それから彼らは長老に連れられて、集会場なる場所へと案内された。扉を開いて中へと入ると、広い空間の中に数十名という民族が集まって何か話し合っているのが目に入る。旅人の彼らを見て、その話し合いは数秒間だけ静寂に潰されるが、すぐに元に戻っていた。長老は枯れた声で叫び、集会場内の全員の視線を集める。それから、彼ら三人を紹介してくれた。皆、それぞれで反応は違い、興味深げに観察する者、冷淡でどうでもよさそうな者、憧れの目を向けている者などそれぞれ。その中で一人だけ、異様な雰囲気を漂わせる者がいた。陽の光を透過した、純度百パーセントの氷のように美しい蒼色の髪をした少女だった。キラリと輝く瞳を向けて何やら叫んでいるようで、隣に居座る友人らしき人が引いているのが見て取れるほど凄い暴走気味だ。

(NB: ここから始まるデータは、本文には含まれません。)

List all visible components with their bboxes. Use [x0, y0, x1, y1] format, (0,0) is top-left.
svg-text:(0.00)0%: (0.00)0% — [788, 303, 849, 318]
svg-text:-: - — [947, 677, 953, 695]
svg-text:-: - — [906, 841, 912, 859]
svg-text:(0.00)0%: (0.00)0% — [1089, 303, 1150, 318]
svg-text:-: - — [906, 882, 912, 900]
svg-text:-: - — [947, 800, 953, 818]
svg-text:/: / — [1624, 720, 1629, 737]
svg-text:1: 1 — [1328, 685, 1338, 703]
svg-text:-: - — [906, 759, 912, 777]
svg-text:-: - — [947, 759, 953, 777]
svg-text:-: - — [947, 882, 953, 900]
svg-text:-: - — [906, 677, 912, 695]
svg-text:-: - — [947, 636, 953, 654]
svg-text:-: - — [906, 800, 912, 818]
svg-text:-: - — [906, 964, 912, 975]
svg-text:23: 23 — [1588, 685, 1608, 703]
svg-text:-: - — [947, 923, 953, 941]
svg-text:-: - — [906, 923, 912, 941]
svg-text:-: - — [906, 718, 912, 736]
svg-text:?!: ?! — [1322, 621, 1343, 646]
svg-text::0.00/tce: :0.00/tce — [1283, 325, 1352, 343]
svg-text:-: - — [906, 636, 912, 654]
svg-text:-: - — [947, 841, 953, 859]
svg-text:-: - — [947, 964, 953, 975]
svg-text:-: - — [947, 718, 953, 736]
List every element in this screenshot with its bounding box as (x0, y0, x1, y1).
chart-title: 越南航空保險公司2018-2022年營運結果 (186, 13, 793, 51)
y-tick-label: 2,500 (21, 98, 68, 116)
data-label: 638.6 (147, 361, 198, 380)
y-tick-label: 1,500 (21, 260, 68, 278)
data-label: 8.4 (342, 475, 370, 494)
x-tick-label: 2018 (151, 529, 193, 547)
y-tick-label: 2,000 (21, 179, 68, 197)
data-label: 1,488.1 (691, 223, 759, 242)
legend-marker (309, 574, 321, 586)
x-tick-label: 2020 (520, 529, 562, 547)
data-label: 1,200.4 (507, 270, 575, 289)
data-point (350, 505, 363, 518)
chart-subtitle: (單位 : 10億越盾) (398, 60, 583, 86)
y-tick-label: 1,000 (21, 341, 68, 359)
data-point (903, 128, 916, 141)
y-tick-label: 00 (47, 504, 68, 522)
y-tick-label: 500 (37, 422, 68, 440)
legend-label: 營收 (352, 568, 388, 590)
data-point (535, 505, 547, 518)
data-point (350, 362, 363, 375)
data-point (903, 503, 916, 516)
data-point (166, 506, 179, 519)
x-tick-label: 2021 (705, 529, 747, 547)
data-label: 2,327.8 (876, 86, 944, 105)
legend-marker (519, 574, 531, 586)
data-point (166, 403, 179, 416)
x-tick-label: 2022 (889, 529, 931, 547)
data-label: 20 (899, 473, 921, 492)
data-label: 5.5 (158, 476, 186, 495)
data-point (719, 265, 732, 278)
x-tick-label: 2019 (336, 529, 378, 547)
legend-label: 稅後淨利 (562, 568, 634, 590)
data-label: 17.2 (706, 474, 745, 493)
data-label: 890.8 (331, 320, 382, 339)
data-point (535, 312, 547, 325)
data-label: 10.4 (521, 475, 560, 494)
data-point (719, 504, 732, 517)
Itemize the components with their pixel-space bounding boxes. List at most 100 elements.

「ねぇねぇ、あれはまさかだけど! 自らの足を犠牲にしてでも歩き続け、悠遠たる未開の地を探求すべく己の全てを自然に捧ぐ、あの伝説のアレだよね!」
「……アンタのイメージおかしくない? 要は『旅人』だって言いたい訳でしょう? 何からしい言い方して決めたような顔するのが腹立つわよ」
と、友人に酷い言われ様をしている彼女。とてつもない存在感を放っている。遠目で見ていても激しく伝わってきた。

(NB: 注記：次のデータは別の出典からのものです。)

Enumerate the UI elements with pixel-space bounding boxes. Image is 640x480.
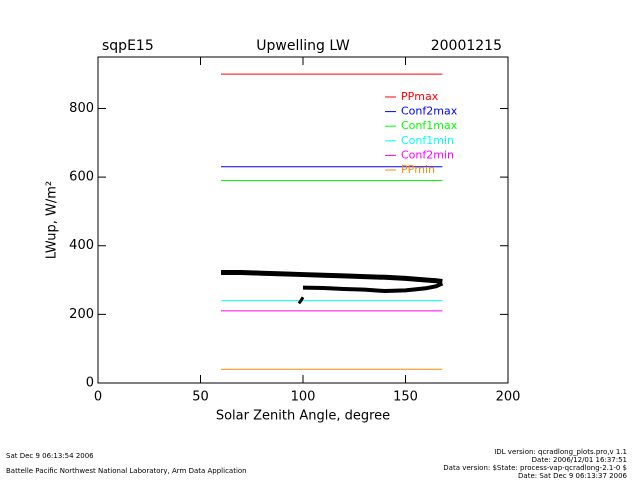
footer-text: Data version: $State: process-vap-qcradl… — [443, 464, 627, 472]
chart-title: Upwelling LW — [256, 38, 350, 54]
site-label: sqpE15 — [102, 38, 154, 54]
legend-label: Conf2max — [401, 105, 458, 118]
legend-label: Conf1min — [401, 134, 454, 147]
footer-text: IDL version: qcradlong_plots.pro,v 1.1 — [494, 448, 627, 456]
footer-text: Battelle Pacific Northwest National Labo… — [6, 467, 247, 475]
y-tick-label: 600 — [69, 170, 94, 185]
x-tick-label: 200 — [496, 390, 521, 405]
y-tick-label: 200 — [69, 307, 94, 322]
y-axis-label: LWup, W/m² — [45, 181, 60, 259]
series-line — [297, 296, 305, 305]
footer-text: Date: 2006/12/01 16:37:51 — [532, 456, 627, 464]
y-tick-label: 0 — [86, 376, 94, 391]
date-label: 20001215 — [431, 38, 502, 54]
x-axis-label: Solar Zenith Angle, degree — [216, 409, 390, 424]
x-tick-label: 150 — [393, 390, 418, 405]
legend-label: Conf1max — [401, 119, 458, 132]
x-tick-label: 0 — [94, 390, 102, 405]
legend-label: PPmin — [401, 163, 435, 176]
series-line — [302, 281, 444, 294]
x-tick-label: 50 — [192, 390, 209, 405]
footer-text: Date: Sat Dec 9 06:13:37 2006 — [518, 472, 627, 480]
legend-label: PPmax — [401, 90, 439, 103]
series-line — [221, 270, 443, 284]
legend-label: Conf2min — [401, 148, 454, 161]
x-tick-label: 100 — [291, 390, 316, 405]
y-tick-label: 800 — [69, 101, 94, 116]
footer-text: Sat Dec 9 06:13:54 2006 — [6, 452, 94, 460]
y-tick-label: 400 — [69, 238, 94, 253]
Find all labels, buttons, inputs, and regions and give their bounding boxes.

「長老……あのバカっぽいのは何だ? あそこだけ民族違いか?」
「おぉ、彼女はなぁ『異業の頭脳』を持つ者じゃよ」
「聞こえてます、長老! 普段は『滑舌大災害』と噂の長老の声が、今日だけはこんなに離れているのにも関わらず、肌に染み渡るごとく聞こえていますです! 非常に冷たい北風のように私の心が凍えていく音がしますよ! 『異業の頭脳』って遠回しにバカって言ってるよね?! 今まで『異業』って『偉業』の方かと思ってましたよ! そんな自分に恥ずかしいんですけどぉ!」
長老の言葉一つで、激流のごとく勢いで突っ込まれてしまう。それもそれで引いてしまうところがあるのが残念だと、トルクは呆れて首を横に振った。

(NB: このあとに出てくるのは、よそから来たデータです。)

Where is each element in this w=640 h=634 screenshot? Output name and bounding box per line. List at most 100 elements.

「あの齢にして、この村のハンターを務めてくれている貴重な存在なんじゃ。ちょいと欠陥品な所があるのが難点じゃな」
長老が笑いながらそう説明してくれる傍ら、
「余分な説明どーも! 欠陥品なんてこの世にはないんだって私は信じてますよ! どんなものだってきっと、意味があってこの世に生まれてきたんだから。だからこそ私は誰にもブレるつもりなんてないんですからね! 欠陥品な所が難点ってことはきっとないんだから!」
蒼髪の少女は必死に自己主張してくれる。
「うん、確かにこれは欠陥品だな」
と、トルクが長老のノリに乗っていく。それに彼女は反応して言い返したり、すぐに他の人間に言われ返されたりと騒がしくなってきた。先ほどまでの寒々しい集会場とは違って、今は暖かい雰囲気に包み込まれている。
「何か、良い人たちで良かったね、カイト」
「うん……どこでもこんな人たちっているもんなんだね」
カイトとルマは入口部で集会場を見学する。祭騒ぎの集会場を通して、しっかりと目に焼き付けておく。
この時は誰も想像はしなかった。まさか、あの問題児な彼女が今後、彼ら三人に多大な影響を及ぼすこととなることは。